CAUTIONARY NOTE REGARDING FORWARD-LOOKING STATEMENTS

This news release contains certain forward-looking statements, including statements regarding the significance of analytical results, the discovery potential within the Valley intrusion, the potential for investors to participate in multiple future discoveries, the Rogue project having district-scale prospectivity, the creation of a new gold district and the Company’s future plans and intentions. Wherever possible, words such as “may”, “will”, “should”, “could”, “expect”, “plan”, “intend”, “anticipate”, “believe”, “estimate”, “predict” or “potential” or the negative or other variations of these words, or similar words or phrases, have been used to identify these forward-looking statements. These statements reflect management’s current beliefs and are based on information currently available to management as at the date hereof.

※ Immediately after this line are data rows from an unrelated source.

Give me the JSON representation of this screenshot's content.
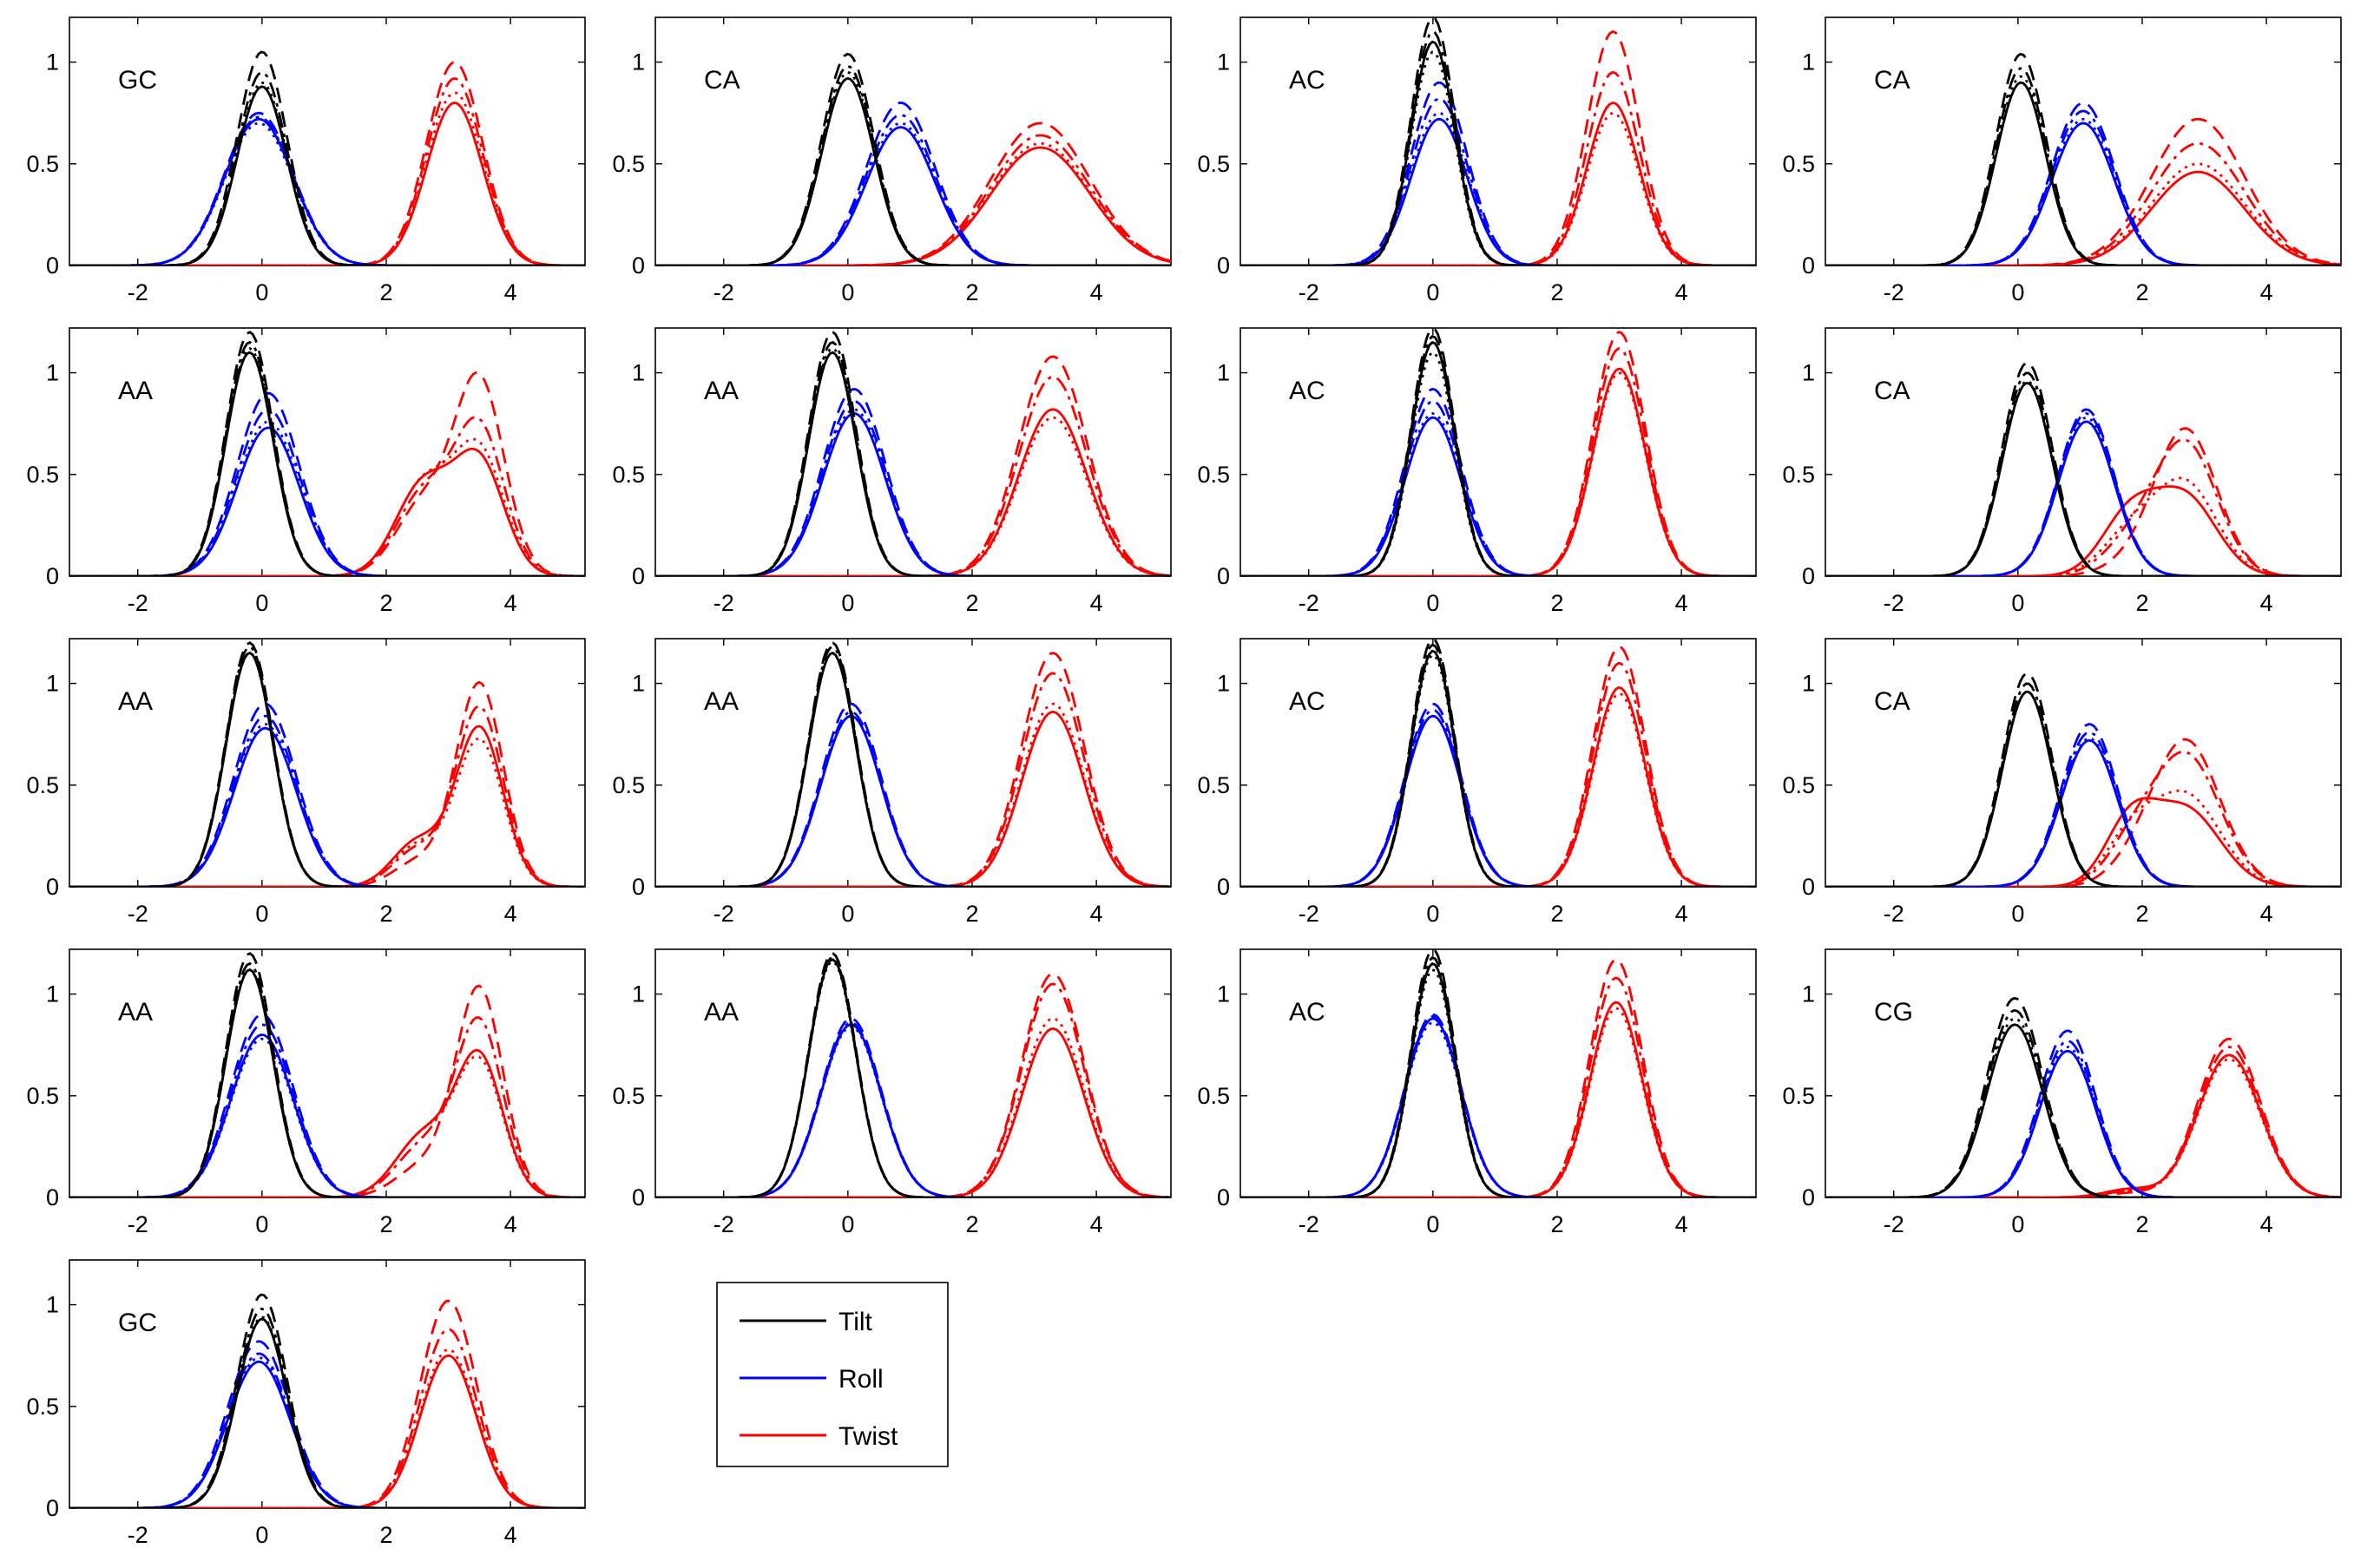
{
  "chart_data": {
    "type": "line",
    "layout": "5 rows x 4 columns, 17 panels",
    "xlim": [
      -3.1,
      5.2
    ],
    "ylim": [
      0,
      1.22
    ],
    "xticks": [
      -2,
      0,
      2,
      4
    ],
    "xtick_labels": [
      "-2",
      "0",
      "2",
      "4"
    ],
    "yticks": [
      0,
      0.5,
      1
    ],
    "ytick_labels": [
      "0",
      "0.5",
      "1"
    ],
    "grid": false,
    "line_styles": [
      "solid",
      "dashed",
      "dashdot",
      "dotted"
    ],
    "legend": {
      "placement": "row 5, column 2",
      "entries": [
        {
          "label": "Tilt",
          "color": "#000000"
        },
        {
          "label": "Roll",
          "color": "#0000ff"
        },
        {
          "label": "Twist",
          "color": "#ff0000"
        }
      ]
    },
    "panels": [
      {
        "label": "GC",
        "row": 0,
        "col": 0,
        "series": {
          "Tilt": [
            {
              "mu": 0,
              "s": 0.4,
              "peak": [
                0.88,
                1.05,
                0.95,
                0.9
              ]
            }
          ],
          "Roll": [
            {
              "mu": -0.05,
              "s": 0.55,
              "peak": [
                0.72,
                0.75,
                0.73,
                0.7
              ]
            }
          ],
          "Twist": [
            {
              "mu": 3.1,
              "s": 0.45,
              "peak": [
                0.8,
                1.0,
                0.92,
                0.85
              ]
            }
          ]
        }
      },
      {
        "label": "CA",
        "row": 0,
        "col": 1,
        "series": {
          "Tilt": [
            {
              "mu": 0,
              "s": 0.42,
              "peak": [
                0.92,
                1.04,
                0.98,
                0.95
              ]
            }
          ],
          "Roll": [
            {
              "mu": 0.85,
              "s": 0.55,
              "peak": [
                0.68,
                0.8,
                0.74,
                0.7
              ]
            }
          ],
          "Twist": [
            {
              "mu": 3.1,
              "s": 0.8,
              "peak": [
                0.58,
                0.7,
                0.64,
                0.6
              ]
            }
          ]
        }
      },
      {
        "label": "AC",
        "row": 0,
        "col": 2,
        "series": {
          "Tilt": [
            {
              "mu": 0,
              "s": 0.35,
              "peak": [
                1.1,
                1.22,
                1.15,
                1.05
              ]
            }
          ],
          "Roll": [
            {
              "mu": 0.1,
              "s": 0.45,
              "peak": [
                0.72,
                0.9,
                0.82,
                0.75
              ]
            }
          ],
          "Twist": [
            {
              "mu": 2.9,
              "s": 0.42,
              "peak": [
                0.8,
                1.15,
                0.95,
                0.75
              ]
            }
          ]
        }
      },
      {
        "label": "CA",
        "row": 0,
        "col": 3,
        "series": {
          "Tilt": [
            {
              "mu": 0.05,
              "s": 0.4,
              "peak": [
                0.9,
                1.04,
                0.97,
                0.93
              ]
            }
          ],
          "Roll": [
            {
              "mu": 1.05,
              "s": 0.5,
              "peak": [
                0.7,
                0.8,
                0.76,
                0.72
              ]
            }
          ],
          "Twist": [
            {
              "mu": 2.9,
              "s": 0.75,
              "peak": [
                0.46,
                0.72,
                0.6,
                0.5
              ]
            }
          ]
        }
      },
      {
        "label": "AA",
        "row": 1,
        "col": 0,
        "series": {
          "Tilt": [
            {
              "mu": -0.2,
              "s": 0.38,
              "peak": [
                1.1,
                1.2,
                1.15,
                1.12
              ]
            }
          ],
          "Roll": [
            {
              "mu": 0.1,
              "s": 0.5,
              "peak": [
                0.73,
                0.9,
                0.82,
                0.76
              ]
            }
          ],
          "Twist": [
            {
              "mu": 2.6,
              "s": 0.45,
              "peak": [
                0.45,
                0.35,
                0.4,
                0.45
              ]
            },
            {
              "mu": 3.5,
              "s": 0.4,
              "peak": [
                0.55,
                0.95,
                0.72,
                0.6
              ]
            }
          ]
        }
      },
      {
        "label": "AA",
        "row": 1,
        "col": 1,
        "series": {
          "Tilt": [
            {
              "mu": -0.25,
              "s": 0.38,
              "peak": [
                1.1,
                1.2,
                1.15,
                1.12
              ]
            }
          ],
          "Roll": [
            {
              "mu": 0.1,
              "s": 0.5,
              "peak": [
                0.8,
                0.92,
                0.86,
                0.82
              ]
            }
          ],
          "Twist": [
            {
              "mu": 3.3,
              "s": 0.55,
              "peak": [
                0.82,
                1.08,
                0.98,
                0.78
              ]
            }
          ]
        }
      },
      {
        "label": "AC",
        "row": 1,
        "col": 2,
        "series": {
          "Tilt": [
            {
              "mu": 0,
              "s": 0.35,
              "peak": [
                1.15,
                1.22,
                1.18,
                1.1
              ]
            }
          ],
          "Roll": [
            {
              "mu": 0,
              "s": 0.45,
              "peak": [
                0.78,
                0.92,
                0.86,
                0.8
              ]
            }
          ],
          "Twist": [
            {
              "mu": 3.0,
              "s": 0.42,
              "peak": [
                1.02,
                1.2,
                1.12,
                1.0
              ]
            }
          ]
        }
      },
      {
        "label": "CA",
        "row": 1,
        "col": 3,
        "series": {
          "Tilt": [
            {
              "mu": 0.15,
              "s": 0.4,
              "peak": [
                0.95,
                1.05,
                1.0,
                0.96
              ]
            }
          ],
          "Roll": [
            {
              "mu": 1.1,
              "s": 0.45,
              "peak": [
                0.76,
                0.82,
                0.8,
                0.78
              ]
            }
          ],
          "Twist": [
            {
              "mu": 1.8,
              "s": 0.45,
              "peak": [
                0.3,
                0.05,
                0.15,
                0.2
              ]
            },
            {
              "mu": 2.7,
              "s": 0.5,
              "peak": [
                0.38,
                0.72,
                0.65,
                0.45
              ]
            }
          ]
        }
      },
      {
        "label": "AA",
        "row": 2,
        "col": 0,
        "series": {
          "Tilt": [
            {
              "mu": -0.2,
              "s": 0.38,
              "peak": [
                1.15,
                1.2,
                1.18,
                1.15
              ]
            }
          ],
          "Roll": [
            {
              "mu": 0.05,
              "s": 0.5,
              "peak": [
                0.78,
                0.9,
                0.84,
                0.8
              ]
            }
          ],
          "Twist": [
            {
              "mu": 2.5,
              "s": 0.4,
              "peak": [
                0.22,
                0.12,
                0.18,
                0.2
              ]
            },
            {
              "mu": 3.5,
              "s": 0.38,
              "peak": [
                0.78,
                1.0,
                0.88,
                0.72
              ]
            }
          ]
        }
      },
      {
        "label": "AA",
        "row": 2,
        "col": 1,
        "series": {
          "Tilt": [
            {
              "mu": -0.25,
              "s": 0.38,
              "peak": [
                1.15,
                1.2,
                1.18,
                1.15
              ]
            }
          ],
          "Roll": [
            {
              "mu": 0.05,
              "s": 0.48,
              "peak": [
                0.84,
                0.9,
                0.86,
                0.84
              ]
            }
          ],
          "Twist": [
            {
              "mu": 3.3,
              "s": 0.5,
              "peak": [
                0.86,
                1.15,
                1.05,
                0.9
              ]
            }
          ]
        }
      },
      {
        "label": "AC",
        "row": 2,
        "col": 2,
        "series": {
          "Tilt": [
            {
              "mu": 0,
              "s": 0.35,
              "peak": [
                1.16,
                1.22,
                1.19,
                1.14
              ]
            }
          ],
          "Roll": [
            {
              "mu": 0,
              "s": 0.45,
              "peak": [
                0.84,
                0.9,
                0.87,
                0.84
              ]
            }
          ],
          "Twist": [
            {
              "mu": 3.0,
              "s": 0.42,
              "peak": [
                0.98,
                1.18,
                1.1,
                0.95
              ]
            }
          ]
        }
      },
      {
        "label": "CA",
        "row": 2,
        "col": 3,
        "series": {
          "Tilt": [
            {
              "mu": 0.15,
              "s": 0.4,
              "peak": [
                0.96,
                1.05,
                1.0,
                0.96
              ]
            }
          ],
          "Roll": [
            {
              "mu": 1.15,
              "s": 0.45,
              "peak": [
                0.72,
                0.8,
                0.76,
                0.73
              ]
            }
          ],
          "Twist": [
            {
              "mu": 1.8,
              "s": 0.4,
              "peak": [
                0.3,
                0.06,
                0.16,
                0.22
              ]
            },
            {
              "mu": 2.7,
              "s": 0.55,
              "peak": [
                0.38,
                0.72,
                0.65,
                0.45
              ]
            }
          ]
        }
      },
      {
        "label": "AA",
        "row": 3,
        "col": 0,
        "series": {
          "Tilt": [
            {
              "mu": -0.2,
              "s": 0.38,
              "peak": [
                1.12,
                1.2,
                1.15,
                1.12
              ]
            }
          ],
          "Roll": [
            {
              "mu": 0,
              "s": 0.5,
              "peak": [
                0.8,
                0.9,
                0.85,
                0.78
              ]
            }
          ],
          "Twist": [
            {
              "mu": 2.6,
              "s": 0.45,
              "peak": [
                0.3,
                0.15,
                0.25,
                0.3
              ]
            },
            {
              "mu": 3.5,
              "s": 0.38,
              "peak": [
                0.68,
                1.02,
                0.85,
                0.65
              ]
            }
          ]
        }
      },
      {
        "label": "AA",
        "row": 3,
        "col": 1,
        "series": {
          "Tilt": [
            {
              "mu": -0.25,
              "s": 0.38,
              "peak": [
                1.17,
                1.2,
                1.18,
                1.16
              ]
            }
          ],
          "Roll": [
            {
              "mu": 0.05,
              "s": 0.48,
              "peak": [
                0.85,
                0.88,
                0.86,
                0.84
              ]
            }
          ],
          "Twist": [
            {
              "mu": 3.3,
              "s": 0.5,
              "peak": [
                0.83,
                1.1,
                1.05,
                0.88
              ]
            }
          ]
        }
      },
      {
        "label": "AC",
        "row": 3,
        "col": 2,
        "series": {
          "Tilt": [
            {
              "mu": 0,
              "s": 0.35,
              "peak": [
                1.15,
                1.22,
                1.18,
                1.12
              ]
            }
          ],
          "Roll": [
            {
              "mu": 0,
              "s": 0.45,
              "peak": [
                0.88,
                0.9,
                0.89,
                0.86
              ]
            }
          ],
          "Twist": [
            {
              "mu": 2.95,
              "s": 0.42,
              "peak": [
                0.96,
                1.17,
                1.08,
                0.93
              ]
            }
          ]
        }
      },
      {
        "label": "CG",
        "row": 3,
        "col": 3,
        "series": {
          "Tilt": [
            {
              "mu": -0.05,
              "s": 0.45,
              "peak": [
                0.85,
                0.98,
                0.92,
                0.88
              ]
            }
          ],
          "Roll": [
            {
              "mu": 0.8,
              "s": 0.45,
              "peak": [
                0.72,
                0.82,
                0.77,
                0.74
              ]
            }
          ],
          "Twist": [
            {
              "mu": 1.8,
              "s": 0.4,
              "peak": [
                0.04,
                0.02,
                0.03,
                0.03
              ]
            },
            {
              "mu": 3.4,
              "s": 0.5,
              "peak": [
                0.7,
                0.78,
                0.74,
                0.68
              ]
            }
          ]
        }
      },
      {
        "label": "GC",
        "row": 4,
        "col": 0,
        "series": {
          "Tilt": [
            {
              "mu": 0,
              "s": 0.4,
              "peak": [
                0.93,
                1.05,
                0.98,
                0.94
              ]
            }
          ],
          "Roll": [
            {
              "mu": -0.05,
              "s": 0.5,
              "peak": [
                0.72,
                0.82,
                0.76,
                0.74
              ]
            }
          ],
          "Twist": [
            {
              "mu": 3.0,
              "s": 0.45,
              "peak": [
                0.75,
                1.02,
                0.88,
                0.78
              ]
            }
          ]
        }
      }
    ]
  }
}
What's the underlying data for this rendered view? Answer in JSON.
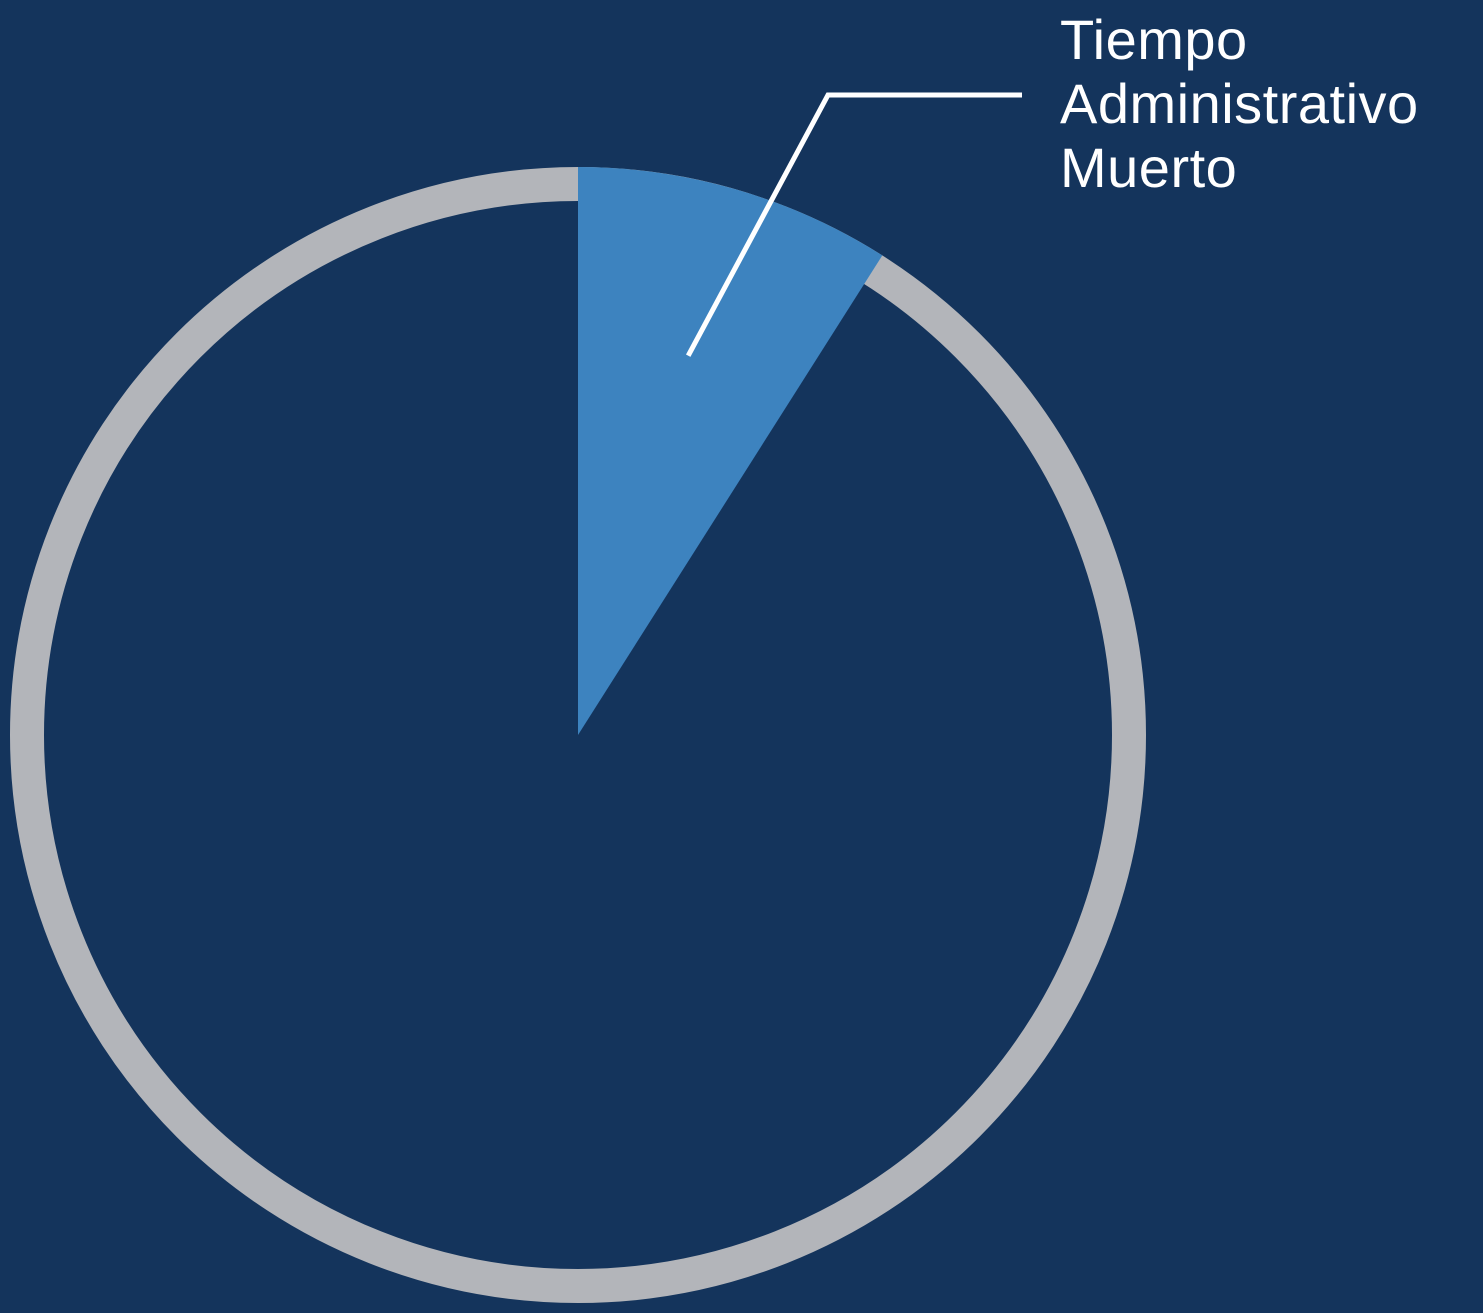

Forward-looking statements involve significant risk, uncertainties and assumptions. Many factors could cause actual results, performance or achievements to differ materially from the results discussed or implied in the forward-looking statements. Such factors include, among other things: risks related to uncertainties inherent in drill results and the estimation of mineral resources; and risks associated with executing the Company’s plans and intentions. These factors should be considered carefully, and readers should not place undue reliance on the forward-looking statements. Although the forward-looking statements contained in this news release are based upon what management believes to be reasonable assumptions, the Company cannot assure readers that actual results will be consistent with these forward-looking statements. These forward-looking statements are made as of the date of this news release, and the Company assumes no obligation to update or revise them to reflect new events or circumstances, except as required by law.